Her hand flew to her mouth. She stared at Owen and Brother Ianto.
“What did you say their names were?”
“Bilk,” Owen said. “Bilk and Prigman.”
“That was it, then! Where are the wits in me?
That
was what those two men were stowing away so tidy! And each of the wretches meaning to rob the other!”
“What are you talking about, girl?” But there was a little more colour in Owen's pale cheeks.
Arabis told of her morning's watch and the two men hiding their booty.

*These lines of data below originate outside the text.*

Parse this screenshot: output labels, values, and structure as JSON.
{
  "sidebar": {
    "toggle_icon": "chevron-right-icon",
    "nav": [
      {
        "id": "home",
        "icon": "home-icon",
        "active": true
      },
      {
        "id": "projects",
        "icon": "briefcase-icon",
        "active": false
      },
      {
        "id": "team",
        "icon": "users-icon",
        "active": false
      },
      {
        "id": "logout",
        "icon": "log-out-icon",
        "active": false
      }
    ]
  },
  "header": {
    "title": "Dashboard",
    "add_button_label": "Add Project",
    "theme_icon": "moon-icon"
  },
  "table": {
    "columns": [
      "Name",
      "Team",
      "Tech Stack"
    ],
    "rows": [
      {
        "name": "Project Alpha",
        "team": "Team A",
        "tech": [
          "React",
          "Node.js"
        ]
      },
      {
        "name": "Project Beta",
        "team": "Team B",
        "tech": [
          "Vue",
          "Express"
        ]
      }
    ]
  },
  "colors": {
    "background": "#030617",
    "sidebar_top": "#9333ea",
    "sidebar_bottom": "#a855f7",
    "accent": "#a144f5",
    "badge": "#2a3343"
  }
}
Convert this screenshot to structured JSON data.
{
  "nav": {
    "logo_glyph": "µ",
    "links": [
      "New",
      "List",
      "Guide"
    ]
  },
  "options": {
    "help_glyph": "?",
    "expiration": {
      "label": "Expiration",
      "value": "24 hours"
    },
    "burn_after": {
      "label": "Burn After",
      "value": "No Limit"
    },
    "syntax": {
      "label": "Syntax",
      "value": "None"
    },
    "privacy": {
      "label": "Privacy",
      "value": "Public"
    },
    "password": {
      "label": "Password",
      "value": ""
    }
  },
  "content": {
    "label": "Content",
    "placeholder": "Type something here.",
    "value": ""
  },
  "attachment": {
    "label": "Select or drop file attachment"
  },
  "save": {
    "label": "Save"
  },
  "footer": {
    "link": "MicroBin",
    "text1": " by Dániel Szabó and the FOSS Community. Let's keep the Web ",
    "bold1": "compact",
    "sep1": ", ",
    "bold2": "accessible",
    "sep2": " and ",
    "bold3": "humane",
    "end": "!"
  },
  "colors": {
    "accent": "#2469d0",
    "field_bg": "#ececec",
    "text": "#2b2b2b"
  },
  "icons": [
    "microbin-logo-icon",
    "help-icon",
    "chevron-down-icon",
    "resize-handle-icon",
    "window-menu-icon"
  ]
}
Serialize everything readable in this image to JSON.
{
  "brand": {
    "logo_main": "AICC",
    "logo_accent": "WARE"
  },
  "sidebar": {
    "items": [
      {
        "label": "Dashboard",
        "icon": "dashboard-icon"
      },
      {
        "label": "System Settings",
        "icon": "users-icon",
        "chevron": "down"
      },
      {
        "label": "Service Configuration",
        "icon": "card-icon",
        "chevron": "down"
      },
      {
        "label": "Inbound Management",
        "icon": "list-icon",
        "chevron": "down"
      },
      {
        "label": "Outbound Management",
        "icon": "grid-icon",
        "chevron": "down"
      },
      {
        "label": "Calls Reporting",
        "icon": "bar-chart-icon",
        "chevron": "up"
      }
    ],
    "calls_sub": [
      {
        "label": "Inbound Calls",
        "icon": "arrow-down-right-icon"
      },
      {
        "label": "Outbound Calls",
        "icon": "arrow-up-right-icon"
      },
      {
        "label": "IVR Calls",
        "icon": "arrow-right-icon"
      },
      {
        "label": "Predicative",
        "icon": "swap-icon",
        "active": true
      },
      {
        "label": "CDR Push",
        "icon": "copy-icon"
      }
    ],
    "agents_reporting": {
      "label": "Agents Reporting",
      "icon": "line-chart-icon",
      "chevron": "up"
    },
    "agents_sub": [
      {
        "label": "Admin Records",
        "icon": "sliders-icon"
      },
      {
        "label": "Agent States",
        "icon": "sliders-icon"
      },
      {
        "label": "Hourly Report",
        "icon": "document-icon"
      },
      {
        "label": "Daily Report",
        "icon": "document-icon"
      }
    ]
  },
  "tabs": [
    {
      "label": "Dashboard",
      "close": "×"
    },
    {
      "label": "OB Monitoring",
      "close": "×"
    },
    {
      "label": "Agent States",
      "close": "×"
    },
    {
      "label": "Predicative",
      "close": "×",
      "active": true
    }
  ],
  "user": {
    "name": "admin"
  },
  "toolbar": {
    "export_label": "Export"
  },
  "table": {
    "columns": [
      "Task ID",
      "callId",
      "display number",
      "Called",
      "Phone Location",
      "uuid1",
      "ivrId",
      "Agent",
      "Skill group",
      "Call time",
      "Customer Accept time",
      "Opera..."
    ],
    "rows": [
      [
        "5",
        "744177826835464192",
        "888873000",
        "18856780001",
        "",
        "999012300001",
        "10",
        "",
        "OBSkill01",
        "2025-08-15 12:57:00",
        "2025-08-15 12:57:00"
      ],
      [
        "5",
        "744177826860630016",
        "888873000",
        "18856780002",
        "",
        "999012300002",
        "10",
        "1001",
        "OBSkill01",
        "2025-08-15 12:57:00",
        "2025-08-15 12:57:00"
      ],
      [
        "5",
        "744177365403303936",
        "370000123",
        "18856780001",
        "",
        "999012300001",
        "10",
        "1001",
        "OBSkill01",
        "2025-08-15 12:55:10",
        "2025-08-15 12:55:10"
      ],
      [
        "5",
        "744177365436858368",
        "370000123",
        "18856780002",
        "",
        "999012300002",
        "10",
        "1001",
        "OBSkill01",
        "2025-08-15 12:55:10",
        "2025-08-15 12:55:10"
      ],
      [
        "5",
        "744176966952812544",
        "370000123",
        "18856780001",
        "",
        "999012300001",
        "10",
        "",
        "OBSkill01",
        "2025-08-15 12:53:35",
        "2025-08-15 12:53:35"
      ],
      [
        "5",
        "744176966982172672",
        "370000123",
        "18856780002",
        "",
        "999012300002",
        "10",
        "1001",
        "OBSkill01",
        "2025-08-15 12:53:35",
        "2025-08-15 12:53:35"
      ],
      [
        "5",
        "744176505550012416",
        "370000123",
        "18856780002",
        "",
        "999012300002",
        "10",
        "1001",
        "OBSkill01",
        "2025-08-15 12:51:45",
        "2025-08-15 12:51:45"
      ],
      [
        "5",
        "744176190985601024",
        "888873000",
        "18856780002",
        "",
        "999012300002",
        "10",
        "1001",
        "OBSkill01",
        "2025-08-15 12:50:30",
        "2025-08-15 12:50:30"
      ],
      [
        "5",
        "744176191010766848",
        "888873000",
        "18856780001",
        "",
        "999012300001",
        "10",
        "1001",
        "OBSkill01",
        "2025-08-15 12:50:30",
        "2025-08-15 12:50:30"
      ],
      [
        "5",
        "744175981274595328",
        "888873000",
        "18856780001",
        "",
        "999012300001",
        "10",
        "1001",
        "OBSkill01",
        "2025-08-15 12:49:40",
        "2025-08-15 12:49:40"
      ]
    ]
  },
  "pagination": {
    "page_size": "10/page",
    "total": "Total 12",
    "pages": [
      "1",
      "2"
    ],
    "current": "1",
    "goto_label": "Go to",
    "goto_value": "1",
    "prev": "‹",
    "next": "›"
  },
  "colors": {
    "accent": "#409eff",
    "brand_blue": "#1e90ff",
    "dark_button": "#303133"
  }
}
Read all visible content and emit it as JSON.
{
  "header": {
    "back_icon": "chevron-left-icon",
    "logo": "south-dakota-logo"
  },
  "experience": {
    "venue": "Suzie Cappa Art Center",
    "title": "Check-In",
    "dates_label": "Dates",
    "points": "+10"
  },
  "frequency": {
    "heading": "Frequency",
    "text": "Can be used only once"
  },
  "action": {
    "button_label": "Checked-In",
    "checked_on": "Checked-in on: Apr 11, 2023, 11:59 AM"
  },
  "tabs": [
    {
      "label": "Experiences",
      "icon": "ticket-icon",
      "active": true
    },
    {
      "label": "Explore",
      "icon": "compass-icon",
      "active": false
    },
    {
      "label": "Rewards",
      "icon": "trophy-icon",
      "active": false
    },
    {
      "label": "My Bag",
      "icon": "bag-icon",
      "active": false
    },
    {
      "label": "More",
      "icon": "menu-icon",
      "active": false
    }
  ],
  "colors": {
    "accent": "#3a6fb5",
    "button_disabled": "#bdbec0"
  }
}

“Keeping an eye on the quarry all day, I have been,” she said. “But no chance to go back and take a peep—always someone about down below. Hurry back now, though, I must, or maybe that one called Bilk may go and shift it again.”
“I'll come with you,” Owen said, struggling to his feet, wonderfully restored by the news. “Those men are dangerous. If they caught you, gracious knows what they mightn't do—really you shouldn't go near at all.”
“There's silly! Go I must, boy, if the place is to be found.”
Owen realized the truth of this. “Let us hurry, then,” he said. “If I can only get the harp back to grandfather, then the letters will not matter so much—perhaps I can explain—'
He was nearly dragging Arabis from the cave.
“Wait, you, my young hotheads,” Brother Ianto said. He rummaged in a crevice, and produced another monk's robe. “Put this on you, boy, it will fit you well enough. It was poor Brother Twm's, who was so glad to get home to
his native land that he died and went to heavenly rest the very next day. Pull the cowl over your head, see, and if those two men should be roaming the town they will not know you from Merlin the Magician.”